Elle ne comprend pas la parole étrangère,
Mais le chant verse un somme en sa tête légère.


Et cependant Samson, à ce moment où il montre tant de douceur et de complaisance, sait tout : il sait la ruse de la femme, ses perfides confidences à son sujet, ses intelligences avec l’ennemi, et que la femme est et sera toujours Dalila. Trois fois déjà il a tout su, trois fois il l’a vue en pleurs et lui a pardonné. Que voulez-vous? le plus fort, à ce jeu, est aussi le plus faible :

L’homme a toujours besoin de caresse et d’amour...
Quand ses yeux sont en pleurs, il lui faut un baiser...


Dalila pourtant, cette Dalila qui dort sur ses genoux, s’est cruellement jouée de lui; elle s’est vantée, entre autres choses, de tout lui inspirer sans rien ressentir :

A sa plus belle amie elle en a fait l’aveu :
Elle se fait aimer sans aimer elle-même;
Un maître lui fait peur. C’est le plaisir qu’elle aime;
L’Homme est rude et le prend sans savoir le donner.
Un sacrifice illustre et fait pour étonner
Rehausse mieux que l’or, aux yeux de ses pareilles,
La beauté qui produit tant d’étranges merveilles...

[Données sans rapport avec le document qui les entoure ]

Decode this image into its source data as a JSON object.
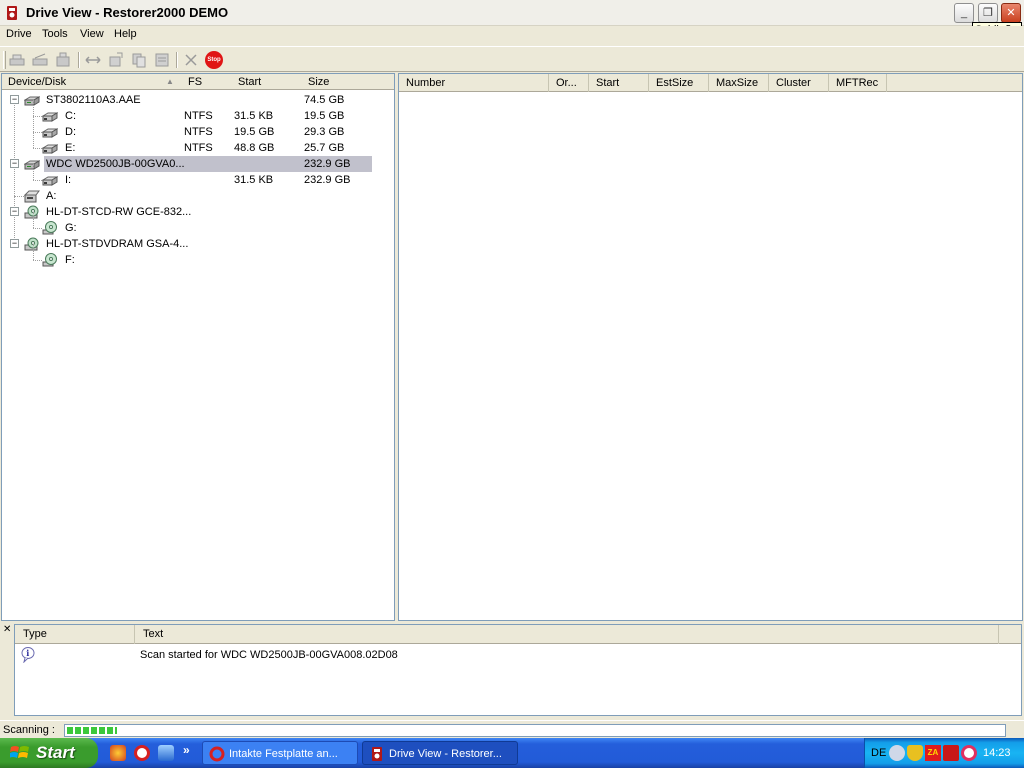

En un mot, Dalila est fière de Samson, voilà tout; il lui fait honneur devant le monde, il la décore et la rehausse en public; mais elle ne l’aime pas; il ne l’amuse pas : elle met ses goûts moins haut. Cette Dalila des Philistins est capable, comme une Dalila de Paris, de dire à sa meilleure amie ce mot du cœur qui a été dit bien réellement et qui peint toutes les Dalila : «Vois-tu, ma chère, plus je vais, et plus je sens qu’on ne peut bien aimer que celui qu’on n’estime pas. »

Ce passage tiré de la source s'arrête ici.